The decline contrasts with several recent listings which saw positive debuts, including Orgabio Holdings Bhd, which closed 9.7% above its IPO price of 31 sen on its first day of trading, as well as SFP Tech, which saw a whopping 123% increase in its share price during its debut.

Other new listings which ended their first day of trading below their IPO price include YX Precious Metal Bhd (down 3.6%) and Unitrade Industries Bhd (down 6.3%).

Despite the lacklustre share price performance, the group said it foresees increased demand for rubber in view of rising automotive sales as the global economy continues to recover from the lingering effects of the Covid-19 pandemic.

Seng Fong non-independent executive director Jimmy Er Tzer Nam said that as the global economy continues its recovery after the Covid-19 pandemic ends, demand for automotive vehicles and tyres is set to increase.

“Approximately 70% of global natural rubber is used for tyre manufacturing. Block rubber is the main material for tyre manufacturing, which is thereby driven by the automotive industry. We are of the view that the Covid-19 damage is likely to diminish in the near future, and as a result we expect the global economy to recover, which will likely boost sales of automotives and tyres.

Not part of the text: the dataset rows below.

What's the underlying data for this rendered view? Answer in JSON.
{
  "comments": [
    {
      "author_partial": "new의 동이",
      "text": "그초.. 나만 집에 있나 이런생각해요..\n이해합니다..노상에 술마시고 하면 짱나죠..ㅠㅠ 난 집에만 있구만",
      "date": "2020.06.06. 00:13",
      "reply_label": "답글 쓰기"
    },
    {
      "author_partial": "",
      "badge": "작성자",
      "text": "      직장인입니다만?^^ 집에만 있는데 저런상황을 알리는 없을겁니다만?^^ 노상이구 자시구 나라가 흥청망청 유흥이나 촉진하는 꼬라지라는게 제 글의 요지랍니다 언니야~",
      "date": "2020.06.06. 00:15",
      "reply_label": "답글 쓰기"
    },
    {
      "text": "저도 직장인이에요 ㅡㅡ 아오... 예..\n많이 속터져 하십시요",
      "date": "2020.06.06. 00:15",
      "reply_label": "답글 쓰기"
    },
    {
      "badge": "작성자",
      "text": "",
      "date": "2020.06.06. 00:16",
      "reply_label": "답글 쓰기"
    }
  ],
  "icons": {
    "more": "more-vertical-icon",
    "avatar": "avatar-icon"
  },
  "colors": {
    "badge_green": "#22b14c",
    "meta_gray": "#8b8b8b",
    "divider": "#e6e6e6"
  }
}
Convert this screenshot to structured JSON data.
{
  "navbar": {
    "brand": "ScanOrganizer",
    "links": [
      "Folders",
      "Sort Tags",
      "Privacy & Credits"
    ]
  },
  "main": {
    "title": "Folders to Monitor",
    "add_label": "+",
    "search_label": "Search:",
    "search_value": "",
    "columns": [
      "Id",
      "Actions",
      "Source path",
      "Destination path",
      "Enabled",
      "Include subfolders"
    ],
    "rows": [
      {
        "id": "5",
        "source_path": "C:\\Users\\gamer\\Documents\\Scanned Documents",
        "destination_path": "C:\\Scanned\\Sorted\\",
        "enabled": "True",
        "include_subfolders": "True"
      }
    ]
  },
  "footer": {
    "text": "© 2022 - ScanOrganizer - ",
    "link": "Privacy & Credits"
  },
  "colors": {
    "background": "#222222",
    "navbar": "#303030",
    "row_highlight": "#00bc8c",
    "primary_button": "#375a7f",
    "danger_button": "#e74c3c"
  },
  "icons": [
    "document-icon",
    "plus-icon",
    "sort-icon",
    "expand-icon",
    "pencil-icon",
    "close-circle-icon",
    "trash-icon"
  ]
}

“With the increase in vehicle production and sales of automotives, as well as replacement of worn-out tyres, demand for tyres is expected to increase and consequently demand for block rubber will also increase as well,” he said.

For the third quarter ended March 31, 2022 (3QFY22), Seng Fong logged a net profit of RM13.37 million on a quarterly revenue of RM261.94 million.

For the cumulative nine-month period ended March 31, 2022 (9MFY22), the rubber processor and trader of Standard Malaysian Rubber (SMR) Grade and Premium Grade block rubber posted a net profit of RM31.32 million on revenue of RM662.43 million.

Seng Fong posted a net profit of RM34.62 million for FY21, versus RM12.74 million for FY20 and RM14.35 million for FY19. Its FY21 net profit was supported by revenue of RM768.17 million, compared with RM616.43 million for FY20 and RM636.83 million for FY19.

Seng Fong chief financial officer Philip Tan Se Shir noted that the boost in 9MFY22 earnings was underpinned by an increase in gross sales of its premium grade rubber mainly due to increased demand from the tyre manufacturing industry.

He added that the company plans to utilise its initial public offering (IPO) proceeds to part-finance the expansion of its annual production capacity by 17% to 166,000 tonnes by 2023, from 142,000 tonnes currently, to meet the expected further increase in demand for Premium Grade block rubber from the tyre manufacturing industry.

Meanwhile, Tan said that Seng Fong’s cost-plus business model enables the company to pass on higher raw material costs by accordingly increasing prices of its rubber products.

“We apply a cost-plus [business] model — we are selling at a premium and buying at a discount. Any increase in the purchase price of raw material will be passed on to our customers, therefore the selling price moves in tandem with our purchase price of the raw material,” he said.

In a note on Thursday, Hong Leong Investment Bank Research ascribed a fair value (FV) of RM1 to Seng Fong and said the company is currently optimising its capacity by 16.9% driven by increasing demand from China — the world’s largest vehicle market.

“We take comfort in Seng Fong’s cost-plus business model, protecting its gross margin from increasing raw material and distributional costs.

“We derive an FV of RM1 for Seng Fong, based on 11 times FY23 price-earnings ratio, given its healthy balance sheet, stable business model, earnings growth and attractive dividend yield," the research house said.